You First was successful in attracting parents previously defined as 'hard to reach'. This stemmed from three main features of the referral process:

  • Parents were given the choice to attend You First; they were not told they had to attend. This meant that they did not feel they were being approached because they were doing something wrong or were a 'bad' parent.
  • You First was open to those aged 21 and under, meaning that parents were not intimidated by the prospect of attending a group with older parents. Some reported that they would simply not have attended if they thought that older parents would be there.
  • The group was run as a cohort. This helped parents feel less nervous about attending the first session because they knew that everyone would be starting at the same time. Some parents said that they would not have attended an existing group where everybody else already knew each other.

You First created a supportive and caring atmosphere that was greatly appreciated by parents:

  • The parents received a high level of encouragement and reassurance from the You First facilitators. The facilitators spent a great deal of time building a rapport with the parents. They took the time to get to know them as individuals and showed a sustained interest in their lives. This meant that parents felt welcomed and that the facilitators cared about their welfare.
  • You First focused on what parents were interested in and not just what they 'should' be doing. This non-judgemental atmosphere helped to increase parents' self-confidence and their belief in their abilities as a parent.
  • Parents also received peer support at the group. Simply knowing that there were others in their situation, and spending time with those who understood what they were going through, helped parents to feel that they were doing 'fine'; they could discuss their experiences and share any problems that they had.

Overall, the delivery of You First worked well, but was more successful in some areas of learning than others.
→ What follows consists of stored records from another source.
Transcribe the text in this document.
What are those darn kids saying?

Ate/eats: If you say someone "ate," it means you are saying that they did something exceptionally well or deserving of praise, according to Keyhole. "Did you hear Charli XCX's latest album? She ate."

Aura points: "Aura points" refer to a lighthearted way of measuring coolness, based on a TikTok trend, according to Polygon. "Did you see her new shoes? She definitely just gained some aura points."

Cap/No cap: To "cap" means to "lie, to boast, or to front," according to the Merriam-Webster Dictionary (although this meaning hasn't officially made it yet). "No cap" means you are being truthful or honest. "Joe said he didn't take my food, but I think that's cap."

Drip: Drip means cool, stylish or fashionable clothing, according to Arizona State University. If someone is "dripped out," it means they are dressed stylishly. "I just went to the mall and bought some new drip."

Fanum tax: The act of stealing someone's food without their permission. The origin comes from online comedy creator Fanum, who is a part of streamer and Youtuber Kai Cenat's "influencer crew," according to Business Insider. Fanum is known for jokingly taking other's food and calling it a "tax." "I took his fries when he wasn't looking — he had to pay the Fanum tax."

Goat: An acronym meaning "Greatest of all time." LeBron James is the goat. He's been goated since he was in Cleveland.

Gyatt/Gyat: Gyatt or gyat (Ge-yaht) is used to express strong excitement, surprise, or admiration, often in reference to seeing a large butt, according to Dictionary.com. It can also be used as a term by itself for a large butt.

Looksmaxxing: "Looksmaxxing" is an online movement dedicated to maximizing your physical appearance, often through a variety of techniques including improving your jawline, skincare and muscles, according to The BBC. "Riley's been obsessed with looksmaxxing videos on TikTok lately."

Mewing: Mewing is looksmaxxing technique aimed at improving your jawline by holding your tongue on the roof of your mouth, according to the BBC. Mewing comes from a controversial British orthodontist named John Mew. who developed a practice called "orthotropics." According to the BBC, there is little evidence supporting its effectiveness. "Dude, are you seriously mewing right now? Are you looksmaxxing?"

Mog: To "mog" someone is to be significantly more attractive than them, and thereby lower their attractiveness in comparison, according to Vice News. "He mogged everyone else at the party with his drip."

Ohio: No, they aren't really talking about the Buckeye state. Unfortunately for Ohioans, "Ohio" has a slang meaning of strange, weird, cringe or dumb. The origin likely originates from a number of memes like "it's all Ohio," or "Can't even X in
The methods of learning that seemed most effective were: those involving practical skills and active engagement in a subject; those that did not involve too much paper work; and the explanation of the benefits of doing something rather than simply telling parents that they should do it.

You First was designed to help parents develop in the future and aid their transition into positive future pathways such as work, education or other groups in the community that could provide them with support. The facilitators tried to encourage parents to plan for the future in three main areas:

  • In relation to returning to work, the facilitators linked parents to services, such as Working For Families, who could support and advise them. While many of the parents who returned to work had planned to do so before attending, these services were valuable in helping to arrange childcare and providing short-term financial support to aid the transition.
  • The facilitators encouraged parents to see education in a more positive light and to give more thought to completing further qualifications. While a small number of parents did take this on board, this was an area for improvement as the qualification offered at You First did not work well. More consideration should be given to introducing a new qualification to You First which would better meet the needs of parents and perhaps help to increase parents' aspirations in this area.
  • Simply attending You First was beneficial to some parents in increasing their confidence to go on and attend other groups. Professionals from other groups and services also came to talk to the parents about what they could offer. A small number of parents had gone on to attend other groups in their local area. However, uptake of such services was not high.